Universities, like museums, are increasingly engaged in efforts to model new kinds of hybrid and inclusive institutional and urban spaces. An increasing number of university spatial development projects demonstrate a critical need for qualitative understanding of the lives of fellow citizens, as well as evaluation of their own institutional identities and heritage. Following Holston (1996), we might describe this as an ethnographic, rather than utopian, approach to space and its occupation, driving a cosmopolitanist - as opposed to monolithic - vision of university identity in relation to urban neighbours, and its materialisation through built and lived space. It opens up potential to embed a view 'from the periphery' at the heart of the institution and its development agenda, recognising alternative narratives of heritage and identity which draw on diasporic knowledge and facilitate ingenuity and grassroots participation in seeding spaces of the possible.

 

The London workshop moved between university seminar rooms on its historic Bloomsbury campus, and a space at the emerging innovation centre at HereEast in the Olympic Park, which provided a base for exploring and experiencing the site of the UCL East campus and the nearby Olimpicopolis cultural quarter in the park. Participants included a mix of university campus project directors and public engagement staff; archaeologists who had worked on the Olympic Park; academics from digital media, anthropology and cultural studies, architecture, and design, of whom some were also residents local to the park; and curators from the V&A East project and its current artists in residence. On the first day the group focused on creating a space for critical examination of university discourses of heritage, identity, and civic engagement within the UCL/Gothenburg comparative framework, and by examining the real stories involved in the development processes at constrasting urban sites. On the second day, it focused on questions of narrative construction, representation, scale and territorialisation, comparing the UCL experience and public engagement agenda in the Olympic Park with that of the V&A, through its various initiatives. The workshop concluded with an evening lecture by Dominic Perring (UCL Archaeology), on the use of archaeology to construct narratives of memory and identity to support the urban reconstruction of post-conflict Beirut.

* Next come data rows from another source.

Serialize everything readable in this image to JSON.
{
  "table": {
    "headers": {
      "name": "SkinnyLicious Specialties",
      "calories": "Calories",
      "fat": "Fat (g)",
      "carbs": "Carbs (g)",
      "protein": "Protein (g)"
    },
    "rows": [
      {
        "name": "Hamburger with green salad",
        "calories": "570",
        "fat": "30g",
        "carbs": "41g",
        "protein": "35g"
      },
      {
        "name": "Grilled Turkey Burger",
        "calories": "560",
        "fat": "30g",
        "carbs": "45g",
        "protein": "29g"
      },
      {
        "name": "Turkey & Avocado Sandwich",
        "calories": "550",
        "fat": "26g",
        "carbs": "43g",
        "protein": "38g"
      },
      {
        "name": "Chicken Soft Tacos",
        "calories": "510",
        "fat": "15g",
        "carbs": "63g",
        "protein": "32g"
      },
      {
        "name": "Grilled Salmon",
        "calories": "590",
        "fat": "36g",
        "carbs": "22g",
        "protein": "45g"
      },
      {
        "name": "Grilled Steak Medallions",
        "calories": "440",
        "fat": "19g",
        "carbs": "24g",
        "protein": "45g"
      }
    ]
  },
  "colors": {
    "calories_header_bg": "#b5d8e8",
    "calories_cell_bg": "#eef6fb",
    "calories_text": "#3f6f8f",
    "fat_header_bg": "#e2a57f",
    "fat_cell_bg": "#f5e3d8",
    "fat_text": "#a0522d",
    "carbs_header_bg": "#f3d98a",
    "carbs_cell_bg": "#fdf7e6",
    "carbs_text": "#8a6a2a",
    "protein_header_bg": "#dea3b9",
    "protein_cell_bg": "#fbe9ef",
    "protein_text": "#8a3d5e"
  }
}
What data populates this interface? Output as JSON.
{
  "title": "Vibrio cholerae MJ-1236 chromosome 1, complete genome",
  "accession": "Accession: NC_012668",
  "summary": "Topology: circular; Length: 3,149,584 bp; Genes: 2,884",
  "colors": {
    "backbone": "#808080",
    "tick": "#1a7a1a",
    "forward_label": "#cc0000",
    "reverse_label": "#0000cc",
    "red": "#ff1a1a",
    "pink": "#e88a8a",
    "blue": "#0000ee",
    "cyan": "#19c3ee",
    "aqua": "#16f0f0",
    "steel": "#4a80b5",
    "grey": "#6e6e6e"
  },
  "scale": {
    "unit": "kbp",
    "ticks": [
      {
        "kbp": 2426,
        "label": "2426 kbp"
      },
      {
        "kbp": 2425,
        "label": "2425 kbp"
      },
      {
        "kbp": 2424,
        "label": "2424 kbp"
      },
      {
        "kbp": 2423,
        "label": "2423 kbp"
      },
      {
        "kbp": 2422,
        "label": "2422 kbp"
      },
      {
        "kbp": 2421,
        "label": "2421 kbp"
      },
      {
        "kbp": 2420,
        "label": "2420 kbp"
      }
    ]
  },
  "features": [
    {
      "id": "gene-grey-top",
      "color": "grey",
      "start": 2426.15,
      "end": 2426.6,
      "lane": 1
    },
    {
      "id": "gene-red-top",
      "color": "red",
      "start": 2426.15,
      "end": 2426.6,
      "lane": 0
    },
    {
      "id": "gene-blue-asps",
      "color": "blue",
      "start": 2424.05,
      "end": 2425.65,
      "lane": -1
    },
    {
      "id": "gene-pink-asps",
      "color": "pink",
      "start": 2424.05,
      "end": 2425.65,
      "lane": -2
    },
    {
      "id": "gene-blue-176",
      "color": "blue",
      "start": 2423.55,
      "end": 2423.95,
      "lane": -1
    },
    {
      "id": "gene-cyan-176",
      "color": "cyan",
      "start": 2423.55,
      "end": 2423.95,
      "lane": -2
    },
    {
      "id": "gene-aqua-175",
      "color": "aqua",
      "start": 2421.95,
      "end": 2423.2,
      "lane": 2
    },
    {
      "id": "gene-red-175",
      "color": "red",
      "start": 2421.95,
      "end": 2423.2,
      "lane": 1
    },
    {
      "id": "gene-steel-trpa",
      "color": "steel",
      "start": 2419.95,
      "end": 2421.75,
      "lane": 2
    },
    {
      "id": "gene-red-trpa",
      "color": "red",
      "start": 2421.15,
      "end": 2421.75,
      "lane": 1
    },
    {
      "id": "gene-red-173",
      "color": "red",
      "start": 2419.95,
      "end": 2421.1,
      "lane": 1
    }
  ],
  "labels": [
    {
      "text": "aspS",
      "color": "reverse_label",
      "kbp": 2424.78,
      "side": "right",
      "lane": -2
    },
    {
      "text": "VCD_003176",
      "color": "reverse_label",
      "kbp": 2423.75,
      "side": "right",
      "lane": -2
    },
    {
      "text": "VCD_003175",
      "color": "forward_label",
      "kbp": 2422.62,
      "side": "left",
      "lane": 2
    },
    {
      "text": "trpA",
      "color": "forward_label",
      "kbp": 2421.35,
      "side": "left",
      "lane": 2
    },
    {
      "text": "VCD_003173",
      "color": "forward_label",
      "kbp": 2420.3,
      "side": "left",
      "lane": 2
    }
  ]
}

Workshop participants included: Johan Oberg, University of Gothenburg Campus Nackrosen, project director; Martin Summersgill, UCL East project director; Haidy Geismar, UCL Anthropology; UCL East Academic Steering Group; Jonathan Gardner, Archaeology South East; Adam Brown, LSBU School of Arts and Creative Industries, Photography; Gabriel Moshenska, UCL Institute of Archaeology; Sol Perez Martinez PhD IoE/Bartlett PhD by design; Toyin Agbetu PhD UCL Anthropology; Harald Fredheim PhD University of York Archaeology; Phil Cohen, LivingMaps, UEL Cultural Studies; Catherine Ince, V&A East; Ruhul Abdin, Kazi Arefin: PARAA, artists in residence V&A East; Minna Ruohonen, UCL Public Engagement (East); Mattias Kärrholm, University of Lund (Architecture).